As a woman named Ann Lord (Redgrave) lies in bed dying of cancer, her two daughters (Toni Collette and Natasha Richardson) ponder the meaning of her life and theirs. Ann, heavily drugged, drifts through memories of the day, decades earlier, when she attended the high-society Newport wedding of her best friend, Lila Wittenborn (Gummer), fell out with Lila’s drunken but charming brother (Dancy) and fell in love with a handsome doctor (Patrick Wilson). (The young Ann is played by Danes.)
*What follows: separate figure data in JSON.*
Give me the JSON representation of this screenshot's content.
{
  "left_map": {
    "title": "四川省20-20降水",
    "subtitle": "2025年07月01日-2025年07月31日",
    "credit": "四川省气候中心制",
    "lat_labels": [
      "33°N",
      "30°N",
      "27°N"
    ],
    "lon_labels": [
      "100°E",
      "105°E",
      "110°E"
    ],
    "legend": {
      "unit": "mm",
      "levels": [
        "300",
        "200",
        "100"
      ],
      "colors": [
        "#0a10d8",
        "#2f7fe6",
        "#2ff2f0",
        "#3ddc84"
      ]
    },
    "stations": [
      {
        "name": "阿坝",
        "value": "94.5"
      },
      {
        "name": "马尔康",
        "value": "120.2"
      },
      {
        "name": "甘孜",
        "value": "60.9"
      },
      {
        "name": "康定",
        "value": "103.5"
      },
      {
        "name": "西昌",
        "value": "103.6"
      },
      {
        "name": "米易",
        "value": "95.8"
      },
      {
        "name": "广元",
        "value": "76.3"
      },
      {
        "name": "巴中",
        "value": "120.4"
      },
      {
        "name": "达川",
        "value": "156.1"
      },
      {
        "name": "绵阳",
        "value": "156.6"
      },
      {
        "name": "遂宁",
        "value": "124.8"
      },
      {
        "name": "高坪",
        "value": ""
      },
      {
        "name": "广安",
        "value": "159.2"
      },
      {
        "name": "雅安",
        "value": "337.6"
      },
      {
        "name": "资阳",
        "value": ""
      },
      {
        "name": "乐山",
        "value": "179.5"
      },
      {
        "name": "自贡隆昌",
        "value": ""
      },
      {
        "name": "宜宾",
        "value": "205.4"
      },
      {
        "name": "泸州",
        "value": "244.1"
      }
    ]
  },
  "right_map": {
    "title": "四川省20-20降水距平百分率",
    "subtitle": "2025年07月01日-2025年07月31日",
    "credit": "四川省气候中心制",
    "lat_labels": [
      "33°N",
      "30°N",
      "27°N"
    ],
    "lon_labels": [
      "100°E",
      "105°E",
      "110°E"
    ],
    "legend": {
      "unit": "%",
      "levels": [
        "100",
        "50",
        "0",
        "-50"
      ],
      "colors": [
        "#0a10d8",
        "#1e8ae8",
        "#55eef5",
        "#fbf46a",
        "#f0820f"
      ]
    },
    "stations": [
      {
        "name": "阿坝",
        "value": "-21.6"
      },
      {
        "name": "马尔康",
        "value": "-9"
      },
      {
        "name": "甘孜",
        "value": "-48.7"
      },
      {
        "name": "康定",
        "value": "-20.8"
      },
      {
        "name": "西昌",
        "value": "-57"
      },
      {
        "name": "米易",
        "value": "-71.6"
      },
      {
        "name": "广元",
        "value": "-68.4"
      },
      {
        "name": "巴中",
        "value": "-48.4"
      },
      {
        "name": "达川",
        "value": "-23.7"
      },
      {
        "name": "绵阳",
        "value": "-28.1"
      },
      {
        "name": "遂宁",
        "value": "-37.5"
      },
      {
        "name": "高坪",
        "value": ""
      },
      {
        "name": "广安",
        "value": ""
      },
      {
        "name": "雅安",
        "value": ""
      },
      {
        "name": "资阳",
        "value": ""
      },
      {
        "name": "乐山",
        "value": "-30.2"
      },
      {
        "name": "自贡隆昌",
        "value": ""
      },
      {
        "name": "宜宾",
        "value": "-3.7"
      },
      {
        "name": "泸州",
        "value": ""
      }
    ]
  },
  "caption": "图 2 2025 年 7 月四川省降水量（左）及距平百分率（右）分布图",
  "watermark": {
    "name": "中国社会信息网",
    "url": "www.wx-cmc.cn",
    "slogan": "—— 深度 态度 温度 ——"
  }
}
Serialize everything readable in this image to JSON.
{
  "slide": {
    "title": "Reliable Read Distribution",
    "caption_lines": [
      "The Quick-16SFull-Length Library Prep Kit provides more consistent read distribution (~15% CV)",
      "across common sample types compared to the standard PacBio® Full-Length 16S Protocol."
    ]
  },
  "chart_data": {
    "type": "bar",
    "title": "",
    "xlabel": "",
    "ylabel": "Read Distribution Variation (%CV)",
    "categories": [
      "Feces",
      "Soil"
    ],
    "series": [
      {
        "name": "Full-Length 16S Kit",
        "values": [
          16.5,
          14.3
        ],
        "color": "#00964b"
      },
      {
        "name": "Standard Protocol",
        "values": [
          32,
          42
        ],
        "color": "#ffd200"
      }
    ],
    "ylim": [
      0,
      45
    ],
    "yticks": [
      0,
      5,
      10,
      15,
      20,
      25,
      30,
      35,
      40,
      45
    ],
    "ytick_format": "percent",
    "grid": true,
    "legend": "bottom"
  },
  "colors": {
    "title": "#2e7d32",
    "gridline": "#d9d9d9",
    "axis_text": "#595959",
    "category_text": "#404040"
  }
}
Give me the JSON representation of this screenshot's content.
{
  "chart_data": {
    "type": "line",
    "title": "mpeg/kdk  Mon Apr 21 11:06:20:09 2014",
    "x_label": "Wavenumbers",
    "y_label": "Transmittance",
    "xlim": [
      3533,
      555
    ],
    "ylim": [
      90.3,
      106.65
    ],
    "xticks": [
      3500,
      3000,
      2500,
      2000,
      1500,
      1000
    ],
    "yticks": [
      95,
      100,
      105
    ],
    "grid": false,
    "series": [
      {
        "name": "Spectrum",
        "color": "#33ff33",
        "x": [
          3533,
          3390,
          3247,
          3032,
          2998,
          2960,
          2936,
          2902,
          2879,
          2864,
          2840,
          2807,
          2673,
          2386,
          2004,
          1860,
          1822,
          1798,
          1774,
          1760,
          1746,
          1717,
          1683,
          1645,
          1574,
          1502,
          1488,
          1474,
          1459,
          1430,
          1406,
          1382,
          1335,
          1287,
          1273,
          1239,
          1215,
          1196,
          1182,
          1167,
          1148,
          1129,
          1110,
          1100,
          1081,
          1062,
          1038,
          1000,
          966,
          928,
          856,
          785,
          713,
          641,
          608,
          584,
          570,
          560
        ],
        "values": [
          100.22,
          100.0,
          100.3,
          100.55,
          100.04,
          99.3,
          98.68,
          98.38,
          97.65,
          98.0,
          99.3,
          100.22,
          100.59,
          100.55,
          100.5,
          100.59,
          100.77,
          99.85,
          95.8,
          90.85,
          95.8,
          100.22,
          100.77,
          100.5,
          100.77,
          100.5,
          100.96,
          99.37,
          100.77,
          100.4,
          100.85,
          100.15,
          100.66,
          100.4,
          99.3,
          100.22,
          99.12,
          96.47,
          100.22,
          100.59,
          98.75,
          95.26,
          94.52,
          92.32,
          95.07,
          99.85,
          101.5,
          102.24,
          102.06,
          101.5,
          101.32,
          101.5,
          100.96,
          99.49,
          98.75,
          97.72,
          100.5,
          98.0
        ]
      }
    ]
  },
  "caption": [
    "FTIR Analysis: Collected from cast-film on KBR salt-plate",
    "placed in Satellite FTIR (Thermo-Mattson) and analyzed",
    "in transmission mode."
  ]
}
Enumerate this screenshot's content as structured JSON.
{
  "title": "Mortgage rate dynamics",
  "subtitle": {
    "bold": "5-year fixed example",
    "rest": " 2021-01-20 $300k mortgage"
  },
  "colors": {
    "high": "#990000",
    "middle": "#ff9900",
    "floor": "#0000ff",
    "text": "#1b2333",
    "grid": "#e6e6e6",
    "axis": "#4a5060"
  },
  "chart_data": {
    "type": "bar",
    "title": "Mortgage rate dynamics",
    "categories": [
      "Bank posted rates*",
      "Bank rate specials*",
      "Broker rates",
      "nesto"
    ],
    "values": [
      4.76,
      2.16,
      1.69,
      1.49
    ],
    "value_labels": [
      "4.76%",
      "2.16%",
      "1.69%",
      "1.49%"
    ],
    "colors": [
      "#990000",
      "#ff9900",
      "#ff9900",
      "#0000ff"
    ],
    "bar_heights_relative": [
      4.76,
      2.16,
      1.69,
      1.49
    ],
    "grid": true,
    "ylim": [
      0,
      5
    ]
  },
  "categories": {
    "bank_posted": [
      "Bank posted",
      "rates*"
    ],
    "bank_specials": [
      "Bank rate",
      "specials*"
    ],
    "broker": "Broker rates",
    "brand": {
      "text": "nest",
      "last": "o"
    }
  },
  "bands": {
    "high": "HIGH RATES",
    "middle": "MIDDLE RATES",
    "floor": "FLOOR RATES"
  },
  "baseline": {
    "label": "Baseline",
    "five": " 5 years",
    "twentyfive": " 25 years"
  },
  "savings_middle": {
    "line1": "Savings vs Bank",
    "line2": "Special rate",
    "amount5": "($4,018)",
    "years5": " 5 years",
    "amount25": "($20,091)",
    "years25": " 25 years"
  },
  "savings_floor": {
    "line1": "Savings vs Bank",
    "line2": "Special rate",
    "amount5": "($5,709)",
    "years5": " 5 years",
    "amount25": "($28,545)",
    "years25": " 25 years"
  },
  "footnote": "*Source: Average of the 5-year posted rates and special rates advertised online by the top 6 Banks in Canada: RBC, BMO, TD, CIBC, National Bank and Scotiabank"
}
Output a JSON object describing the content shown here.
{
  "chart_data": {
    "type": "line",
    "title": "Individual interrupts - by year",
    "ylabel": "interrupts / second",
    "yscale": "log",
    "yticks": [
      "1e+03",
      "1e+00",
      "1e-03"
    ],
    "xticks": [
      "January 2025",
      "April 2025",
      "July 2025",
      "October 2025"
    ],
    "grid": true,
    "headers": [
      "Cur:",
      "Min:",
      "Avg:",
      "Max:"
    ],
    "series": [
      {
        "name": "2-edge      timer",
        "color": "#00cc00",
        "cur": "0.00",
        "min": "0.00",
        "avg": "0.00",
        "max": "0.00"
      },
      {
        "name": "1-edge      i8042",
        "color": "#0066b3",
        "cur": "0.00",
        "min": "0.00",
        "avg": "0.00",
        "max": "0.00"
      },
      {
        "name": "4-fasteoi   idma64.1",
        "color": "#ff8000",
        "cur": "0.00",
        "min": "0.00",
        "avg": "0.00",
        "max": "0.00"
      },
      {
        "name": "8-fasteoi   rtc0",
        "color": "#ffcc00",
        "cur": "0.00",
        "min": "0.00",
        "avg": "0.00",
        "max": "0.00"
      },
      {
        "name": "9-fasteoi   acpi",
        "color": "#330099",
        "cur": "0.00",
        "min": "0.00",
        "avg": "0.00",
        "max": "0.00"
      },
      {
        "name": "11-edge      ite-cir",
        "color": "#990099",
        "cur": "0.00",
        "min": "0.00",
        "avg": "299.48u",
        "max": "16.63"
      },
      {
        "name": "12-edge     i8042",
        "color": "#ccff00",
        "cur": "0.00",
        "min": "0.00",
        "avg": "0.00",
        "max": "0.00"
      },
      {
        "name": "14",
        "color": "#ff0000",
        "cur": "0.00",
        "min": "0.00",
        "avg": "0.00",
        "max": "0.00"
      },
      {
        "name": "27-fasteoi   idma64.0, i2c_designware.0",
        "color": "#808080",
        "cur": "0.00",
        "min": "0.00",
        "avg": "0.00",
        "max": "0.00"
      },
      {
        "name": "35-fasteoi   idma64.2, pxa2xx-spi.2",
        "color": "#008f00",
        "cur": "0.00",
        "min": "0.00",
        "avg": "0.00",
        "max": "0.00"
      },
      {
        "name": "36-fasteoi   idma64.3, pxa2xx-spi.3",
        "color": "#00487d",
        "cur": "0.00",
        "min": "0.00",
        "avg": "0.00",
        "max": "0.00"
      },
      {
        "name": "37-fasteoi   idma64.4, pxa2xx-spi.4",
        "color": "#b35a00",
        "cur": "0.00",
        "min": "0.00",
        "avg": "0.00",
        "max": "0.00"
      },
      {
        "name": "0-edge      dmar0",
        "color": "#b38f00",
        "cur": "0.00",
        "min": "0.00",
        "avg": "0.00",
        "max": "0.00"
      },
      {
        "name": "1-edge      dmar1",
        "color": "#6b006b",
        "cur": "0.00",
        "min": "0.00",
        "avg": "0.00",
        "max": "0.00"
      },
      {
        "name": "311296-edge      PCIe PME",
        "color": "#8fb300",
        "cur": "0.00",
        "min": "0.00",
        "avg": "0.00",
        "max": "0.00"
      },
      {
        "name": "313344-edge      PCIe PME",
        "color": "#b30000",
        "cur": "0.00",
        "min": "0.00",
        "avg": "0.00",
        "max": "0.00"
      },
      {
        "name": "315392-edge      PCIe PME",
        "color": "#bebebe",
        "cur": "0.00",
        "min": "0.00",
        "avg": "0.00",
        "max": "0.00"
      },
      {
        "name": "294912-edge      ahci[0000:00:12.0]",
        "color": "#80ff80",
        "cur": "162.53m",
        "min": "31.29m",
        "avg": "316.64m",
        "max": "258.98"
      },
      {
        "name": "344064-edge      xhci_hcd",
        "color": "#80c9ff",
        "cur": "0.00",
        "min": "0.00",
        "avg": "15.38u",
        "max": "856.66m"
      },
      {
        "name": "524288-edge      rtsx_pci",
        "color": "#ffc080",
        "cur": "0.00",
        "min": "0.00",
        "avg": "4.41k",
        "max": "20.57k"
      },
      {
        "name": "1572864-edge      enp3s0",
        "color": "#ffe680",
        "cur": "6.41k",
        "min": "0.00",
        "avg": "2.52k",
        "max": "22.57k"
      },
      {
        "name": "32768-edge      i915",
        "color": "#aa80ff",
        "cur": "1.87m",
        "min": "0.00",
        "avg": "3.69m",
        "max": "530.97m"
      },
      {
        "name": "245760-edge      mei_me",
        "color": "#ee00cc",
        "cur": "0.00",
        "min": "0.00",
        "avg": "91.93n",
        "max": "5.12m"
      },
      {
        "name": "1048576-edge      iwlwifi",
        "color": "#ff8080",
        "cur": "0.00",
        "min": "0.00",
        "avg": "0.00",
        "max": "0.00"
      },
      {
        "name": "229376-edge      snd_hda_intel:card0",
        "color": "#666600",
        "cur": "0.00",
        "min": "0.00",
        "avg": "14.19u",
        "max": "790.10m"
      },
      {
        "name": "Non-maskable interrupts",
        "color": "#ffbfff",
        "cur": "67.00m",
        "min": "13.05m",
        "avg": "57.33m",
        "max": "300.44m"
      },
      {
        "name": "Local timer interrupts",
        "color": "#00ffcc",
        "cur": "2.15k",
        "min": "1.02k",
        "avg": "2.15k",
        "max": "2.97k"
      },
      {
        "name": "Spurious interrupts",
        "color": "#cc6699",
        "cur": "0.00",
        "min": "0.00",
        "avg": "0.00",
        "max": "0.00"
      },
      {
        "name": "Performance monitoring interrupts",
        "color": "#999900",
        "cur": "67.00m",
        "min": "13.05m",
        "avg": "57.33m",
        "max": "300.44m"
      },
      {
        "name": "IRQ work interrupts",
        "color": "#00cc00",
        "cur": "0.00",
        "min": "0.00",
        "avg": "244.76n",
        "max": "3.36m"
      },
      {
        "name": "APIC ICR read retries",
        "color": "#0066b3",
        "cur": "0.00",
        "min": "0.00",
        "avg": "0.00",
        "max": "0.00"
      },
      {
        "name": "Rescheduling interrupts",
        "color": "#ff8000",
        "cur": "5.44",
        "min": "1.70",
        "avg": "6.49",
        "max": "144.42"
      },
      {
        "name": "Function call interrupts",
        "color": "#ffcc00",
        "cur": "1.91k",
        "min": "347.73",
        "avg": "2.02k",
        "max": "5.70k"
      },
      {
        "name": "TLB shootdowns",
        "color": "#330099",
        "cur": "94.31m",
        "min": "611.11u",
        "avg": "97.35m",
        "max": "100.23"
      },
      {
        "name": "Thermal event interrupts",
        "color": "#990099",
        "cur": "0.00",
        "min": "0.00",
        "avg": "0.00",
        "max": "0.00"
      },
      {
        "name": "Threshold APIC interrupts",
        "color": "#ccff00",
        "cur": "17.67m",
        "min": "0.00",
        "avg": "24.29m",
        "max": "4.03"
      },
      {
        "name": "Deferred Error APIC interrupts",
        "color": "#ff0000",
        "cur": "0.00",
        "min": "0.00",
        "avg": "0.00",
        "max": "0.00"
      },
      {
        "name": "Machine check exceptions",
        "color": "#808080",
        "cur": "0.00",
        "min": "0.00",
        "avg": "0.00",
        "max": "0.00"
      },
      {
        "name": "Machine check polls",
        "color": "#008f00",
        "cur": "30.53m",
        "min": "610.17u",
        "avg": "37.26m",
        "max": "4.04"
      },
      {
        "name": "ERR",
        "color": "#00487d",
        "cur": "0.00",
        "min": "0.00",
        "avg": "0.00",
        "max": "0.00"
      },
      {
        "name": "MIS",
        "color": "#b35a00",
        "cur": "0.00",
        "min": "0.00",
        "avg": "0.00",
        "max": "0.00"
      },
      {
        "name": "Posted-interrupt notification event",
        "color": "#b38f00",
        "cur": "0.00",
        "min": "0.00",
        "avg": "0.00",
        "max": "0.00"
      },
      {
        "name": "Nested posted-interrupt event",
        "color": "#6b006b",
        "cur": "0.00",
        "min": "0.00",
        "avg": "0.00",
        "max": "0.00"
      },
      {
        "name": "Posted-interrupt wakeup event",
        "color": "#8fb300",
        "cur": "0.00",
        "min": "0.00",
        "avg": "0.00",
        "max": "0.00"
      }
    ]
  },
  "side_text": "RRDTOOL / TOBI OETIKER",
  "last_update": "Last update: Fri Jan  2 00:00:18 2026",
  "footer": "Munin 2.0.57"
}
Like the blue-blooded family at its center, Evening has quite a pedigree. Based on the best-selling novel by Susan Minot, and adapted by Minot and Michael Cunningham (The Hours), it’s directed by Lajos Koltai, whose previous feature, Fateless, earned widespread praise. And how about that starry cast? Even the least familiar of its leading players, Mamie Gummer, turns out to be cinematic aristocracy: She’s Meryl Streep’s daughter.

Skeptics might wonder if all this window dressing doesn’t cover a multitude of sins. The film never descends into the dreaded bath of sentimental kitsch, yet I wondered if there wasn’t a more daring, Douglas Sirk–style melodrama here, waiting to be liberated. Evening, ever aware of its pedigree, is simply too well behaved.